Purpose of the Study:
- To propose and validate a probability distribution guided network for robust segmentation of OD and OC in fundus images.
- To address inherent uncertainties in deep learning for medical image segmentation.
Main Methods:
- A variational autoencoder (VAE) based network was developed to estimate the joint distribution of input images and segmentation masks.
- A Dilated Inception Block (DIB) was designed for improved model generalization and multi-scale feature extraction.
- The proposed network integrates pixel-wise information with semantic probability distributions.
Main Results:
- The proposed method demonstrated superior segmentation performance compared to state-of-the-art approaches on the ORIGA and REFUGE datasets.
- Achieved high mean Dice overlap coefficients: 96.57% (OD) and 88.46% (OC) on ORIGA, and 95.81% (OD) and 88.91% (OC) on REFUGE.

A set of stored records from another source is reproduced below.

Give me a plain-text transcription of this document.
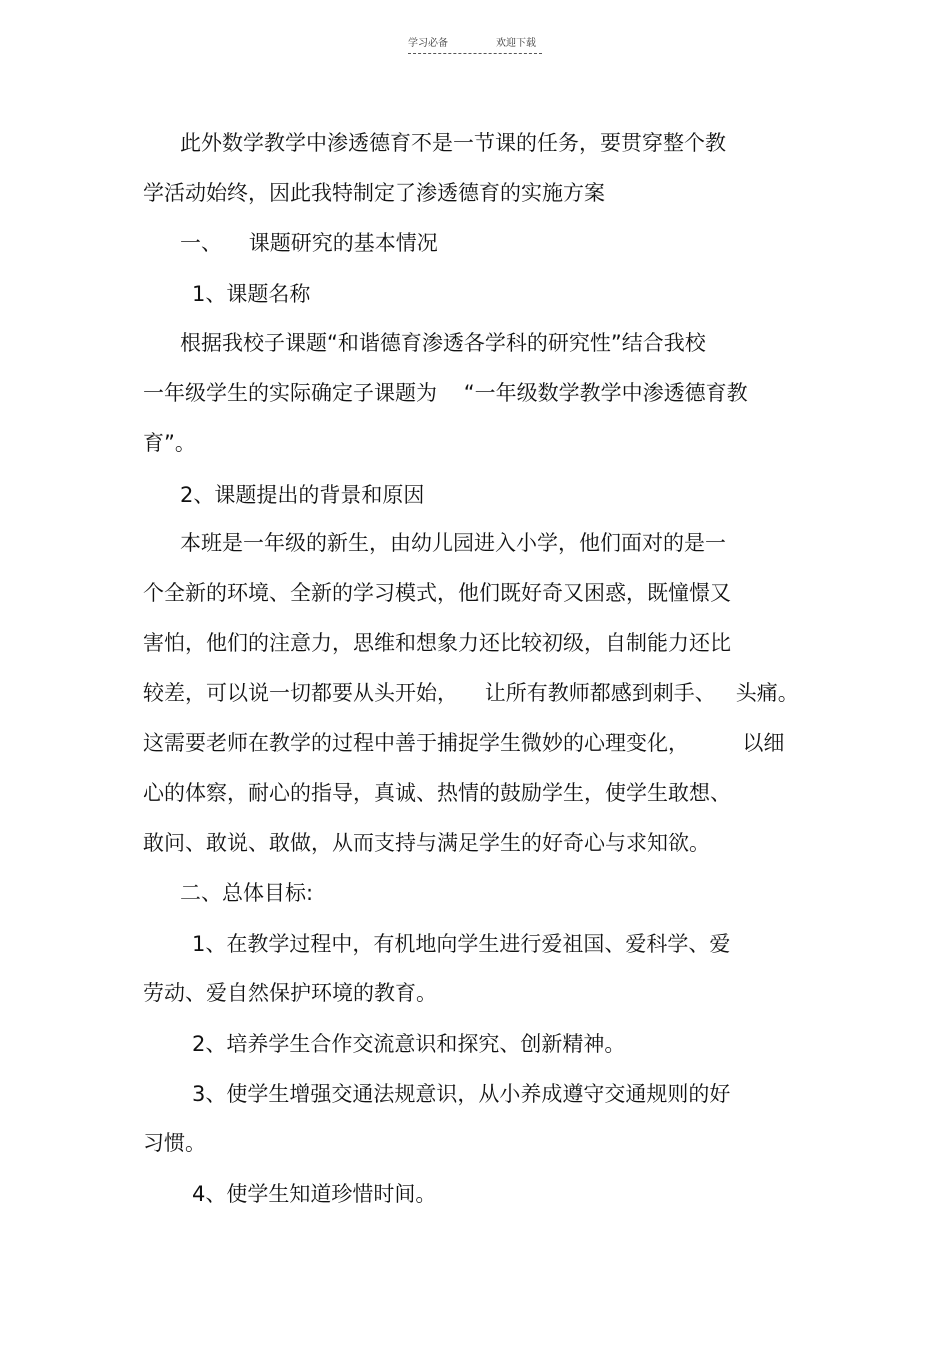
学习必备	欢迎下载
此外数学教学中渗透德育不是一节课的任务，要贯穿整个教
学活动始终，因此我特制定了渗透德育的实施方案
一、    课题研究的基本情况
1、课题名称
根据我校子课题“和谐德育渗透各学科的研究性”结合我校
一年级学生的实际确定子课题为    “一年级数学教学中渗透德育教
育”。
2、课题提出的背景和原因
本班是一年级的新生，由幼儿园进入小学，他们面对的是一
个全新的环境、全新的学习模式，他们既好奇又困惑，既憧憬又
害怕，他们的注意力，思维和想象力还比较初级，自制能力还比
较差，可以说一切都要从头开始，    让所有教师都感到刺手、   头痛。
这需要老师在教学的过程中善于捕捉学生微妙的心理变化，        以细
心的体察，耐心的指导，真诚、热情的鼓励学生，使学生敢想、
敢问、敢说、敢做，从而支持与满足学生的好奇心与求知欲。
二、总体目标:
1、在教学过程中，有机地向学生进行爱祖国、爱科学、爱
劳动、爱自然保护环境的教育。
2、培养学生合作交流意识和探究、创新精神。
3、使学生增强交通法规意识，从小养成遵守交通规则的好
习惯。
4、使学生知道珍惜时间。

- The VAE-based approach effectively learned from data distributions, improving segmentation accuracy.
Conclusions:
- The probability distribution guided network offers a significant advancement in optic disc and optic cup segmentation.
- This approach enhances the reliability of deep learning models in medical image analysis by accounting for data uncertainty.
- The Dilated Inception Block contributes to better feature extraction and model generalization for improved segmentation outcomes.